Question 3 — If the rollback provisions are invoked at the end of a multiple-year reappraisal, for which years do the rollback provisions apply — the last year only, or all previous years of the reappraisal?
In accordance with the response to Question 2 and with Attorney General Opinion No. 96-297, it is my opinion that if the rollback provisions are invoked at the end of a multiple-year reappraisal, they must be applied to every year for which taxes calculated on the basis of the reappraised values were imposed.
Question (4) — If the rollback is applied retroactively, would the taxing unit be responsible for refunds?

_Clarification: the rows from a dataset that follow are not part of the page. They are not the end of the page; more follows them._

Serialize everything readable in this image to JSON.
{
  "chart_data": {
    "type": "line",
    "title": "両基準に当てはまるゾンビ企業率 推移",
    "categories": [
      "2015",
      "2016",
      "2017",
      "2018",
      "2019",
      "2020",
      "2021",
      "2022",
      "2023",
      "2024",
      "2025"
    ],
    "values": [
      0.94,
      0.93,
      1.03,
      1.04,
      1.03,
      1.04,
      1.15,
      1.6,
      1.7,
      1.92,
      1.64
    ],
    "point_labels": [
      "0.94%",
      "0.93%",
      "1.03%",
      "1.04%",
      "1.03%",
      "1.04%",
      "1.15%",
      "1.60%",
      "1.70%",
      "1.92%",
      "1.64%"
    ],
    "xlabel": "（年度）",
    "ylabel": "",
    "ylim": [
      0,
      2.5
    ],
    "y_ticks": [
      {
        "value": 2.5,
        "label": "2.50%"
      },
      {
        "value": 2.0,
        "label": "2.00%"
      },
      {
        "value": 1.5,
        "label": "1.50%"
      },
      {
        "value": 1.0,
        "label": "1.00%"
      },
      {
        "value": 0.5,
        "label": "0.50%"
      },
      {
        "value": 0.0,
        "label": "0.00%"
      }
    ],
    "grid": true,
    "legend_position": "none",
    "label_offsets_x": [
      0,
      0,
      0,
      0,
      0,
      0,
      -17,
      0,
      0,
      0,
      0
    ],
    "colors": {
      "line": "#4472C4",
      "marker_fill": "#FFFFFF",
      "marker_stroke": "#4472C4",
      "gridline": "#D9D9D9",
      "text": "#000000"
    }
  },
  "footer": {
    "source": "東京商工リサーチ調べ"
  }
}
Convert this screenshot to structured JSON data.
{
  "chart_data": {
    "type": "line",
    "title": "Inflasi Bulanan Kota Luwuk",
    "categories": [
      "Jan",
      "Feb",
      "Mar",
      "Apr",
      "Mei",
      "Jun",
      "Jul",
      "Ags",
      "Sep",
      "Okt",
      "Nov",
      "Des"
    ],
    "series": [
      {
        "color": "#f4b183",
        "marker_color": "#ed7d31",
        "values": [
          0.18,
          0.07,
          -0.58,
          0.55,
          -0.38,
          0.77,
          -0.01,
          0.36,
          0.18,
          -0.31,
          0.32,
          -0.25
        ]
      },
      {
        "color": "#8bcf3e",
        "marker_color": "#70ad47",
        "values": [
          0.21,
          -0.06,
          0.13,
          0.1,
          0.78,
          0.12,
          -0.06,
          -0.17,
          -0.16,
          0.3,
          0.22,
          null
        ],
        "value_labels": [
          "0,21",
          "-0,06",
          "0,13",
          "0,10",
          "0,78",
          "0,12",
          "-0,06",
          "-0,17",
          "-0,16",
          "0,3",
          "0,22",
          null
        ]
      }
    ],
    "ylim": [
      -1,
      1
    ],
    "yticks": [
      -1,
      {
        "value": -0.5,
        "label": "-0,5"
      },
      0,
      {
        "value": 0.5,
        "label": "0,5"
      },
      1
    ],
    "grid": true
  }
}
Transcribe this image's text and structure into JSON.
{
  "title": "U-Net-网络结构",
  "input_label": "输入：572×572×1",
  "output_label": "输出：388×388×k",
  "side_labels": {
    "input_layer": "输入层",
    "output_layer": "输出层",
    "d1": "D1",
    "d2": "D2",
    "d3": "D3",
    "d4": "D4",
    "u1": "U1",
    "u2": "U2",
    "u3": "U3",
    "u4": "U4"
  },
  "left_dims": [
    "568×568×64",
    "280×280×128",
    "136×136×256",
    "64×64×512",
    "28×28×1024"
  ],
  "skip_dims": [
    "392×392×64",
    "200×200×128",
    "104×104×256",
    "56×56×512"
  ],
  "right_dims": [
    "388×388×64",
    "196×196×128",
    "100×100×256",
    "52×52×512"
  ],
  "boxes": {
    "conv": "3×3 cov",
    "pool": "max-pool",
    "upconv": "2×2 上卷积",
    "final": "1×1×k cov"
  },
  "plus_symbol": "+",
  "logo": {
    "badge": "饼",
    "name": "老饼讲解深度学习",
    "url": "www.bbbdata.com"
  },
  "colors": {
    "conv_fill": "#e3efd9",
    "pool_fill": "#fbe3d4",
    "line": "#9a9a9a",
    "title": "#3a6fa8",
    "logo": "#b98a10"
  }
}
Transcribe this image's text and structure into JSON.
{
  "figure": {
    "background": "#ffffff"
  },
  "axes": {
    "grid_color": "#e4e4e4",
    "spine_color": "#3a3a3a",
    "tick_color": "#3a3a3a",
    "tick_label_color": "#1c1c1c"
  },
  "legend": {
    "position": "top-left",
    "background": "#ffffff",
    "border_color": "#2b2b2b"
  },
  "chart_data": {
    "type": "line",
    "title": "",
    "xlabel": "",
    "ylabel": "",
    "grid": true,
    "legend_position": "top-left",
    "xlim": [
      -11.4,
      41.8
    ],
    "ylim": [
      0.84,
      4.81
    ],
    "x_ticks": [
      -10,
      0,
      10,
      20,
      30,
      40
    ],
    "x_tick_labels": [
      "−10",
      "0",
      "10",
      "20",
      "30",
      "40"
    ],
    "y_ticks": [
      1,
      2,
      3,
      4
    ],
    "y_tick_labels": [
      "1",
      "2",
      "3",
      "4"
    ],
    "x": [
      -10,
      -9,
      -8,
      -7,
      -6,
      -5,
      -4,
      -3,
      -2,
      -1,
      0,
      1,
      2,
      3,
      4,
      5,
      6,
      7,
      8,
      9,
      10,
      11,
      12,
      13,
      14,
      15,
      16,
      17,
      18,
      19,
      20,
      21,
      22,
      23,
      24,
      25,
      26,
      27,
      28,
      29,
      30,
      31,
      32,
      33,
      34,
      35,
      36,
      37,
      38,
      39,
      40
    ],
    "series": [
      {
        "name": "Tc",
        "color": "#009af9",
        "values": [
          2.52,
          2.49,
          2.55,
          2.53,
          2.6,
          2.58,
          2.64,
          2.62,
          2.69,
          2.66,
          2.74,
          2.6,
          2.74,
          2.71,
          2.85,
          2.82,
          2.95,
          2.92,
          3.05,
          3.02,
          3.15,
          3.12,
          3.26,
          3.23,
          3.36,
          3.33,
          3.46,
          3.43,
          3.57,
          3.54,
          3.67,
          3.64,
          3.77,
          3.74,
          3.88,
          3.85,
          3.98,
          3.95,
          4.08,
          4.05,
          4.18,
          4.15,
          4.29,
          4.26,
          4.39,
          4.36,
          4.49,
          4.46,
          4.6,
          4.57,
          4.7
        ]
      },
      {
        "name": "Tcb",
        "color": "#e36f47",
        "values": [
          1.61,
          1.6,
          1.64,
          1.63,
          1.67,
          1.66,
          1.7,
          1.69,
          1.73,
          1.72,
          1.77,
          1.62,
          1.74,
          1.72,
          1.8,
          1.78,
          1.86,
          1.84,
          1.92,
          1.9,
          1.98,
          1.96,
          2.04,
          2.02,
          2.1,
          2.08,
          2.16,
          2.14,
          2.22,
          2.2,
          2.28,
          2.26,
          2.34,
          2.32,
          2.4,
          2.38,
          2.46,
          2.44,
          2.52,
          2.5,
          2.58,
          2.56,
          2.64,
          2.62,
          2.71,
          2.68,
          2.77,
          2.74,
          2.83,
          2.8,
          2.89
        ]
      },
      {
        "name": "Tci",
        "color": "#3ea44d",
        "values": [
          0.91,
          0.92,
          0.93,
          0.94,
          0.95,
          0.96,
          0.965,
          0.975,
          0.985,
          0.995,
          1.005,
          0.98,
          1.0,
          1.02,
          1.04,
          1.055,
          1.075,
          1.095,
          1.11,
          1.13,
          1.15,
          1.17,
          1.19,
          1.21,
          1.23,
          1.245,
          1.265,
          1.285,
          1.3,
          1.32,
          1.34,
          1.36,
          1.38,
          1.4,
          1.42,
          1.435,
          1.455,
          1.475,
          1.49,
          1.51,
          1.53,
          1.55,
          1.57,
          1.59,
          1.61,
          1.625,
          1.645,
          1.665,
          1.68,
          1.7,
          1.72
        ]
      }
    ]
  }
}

Assuming that it is conceded that the rollback could have been appropriately applied in a previous year, and is therefore applied retroactively, the issue of tax refunds (if refunds are in order) will be governed by the provisions of A.C.A. § 26-35-901. The common law “voluntariness doctrine” may also be applicable. This office analyzed A.C.A. § 26-35-901 in Opinion No. 88-294 (a copy of which is enclosed), and concluded that where a claim for the refund of erroneously assessed and collected taxes has been validly, factually established, the statute requires that the refund be made from the entity which holds the revenues. In that opinion, this office pointed out that a primary consideration in relation to any question of tax refunds is the “voluntariness doctrine,” which, under certain circumstances, precludes the refund of taxes that were voluntarily paid. For further discussion of the “voluntariness doctrine,” see Op. Att’y Gen. No. 89-164, a copy of which is enclosed. The voluntariness doctrine may preclude refunds in the situation about which you have inquired.
The question of tax refunds is always very fact-intensive and will turn largely upon the evidence that is adduced in support of the claim for refunds, as well as the evidence presented in support of the applicability of the “voluntariness doctrine.” Similarly, the question of responsibility for payment of refunds is also quite fact-oriented, and must involve a consideration of the particular manner of and parties involved in collection and disbursement. For these reasons, I cannot opine conclusively in response to your question. I merely point you to the governing statute, to the previous opinions of this office, and to the cases cited therein regarding refunds and the voluntariness doctrine. These sources of law and information may be used as guidelines in determining the appropriate course of action.
Finally, with regard to all of your questions, I reiterate that issues surrounding Amendment 59 are particularly thorny, and are likely to remain so until such time as further judicial or legislative clarification has been provided.
The foregoing opinion, which I hereby approve, was prepared by Assistant Attorney General Suzanne Antley.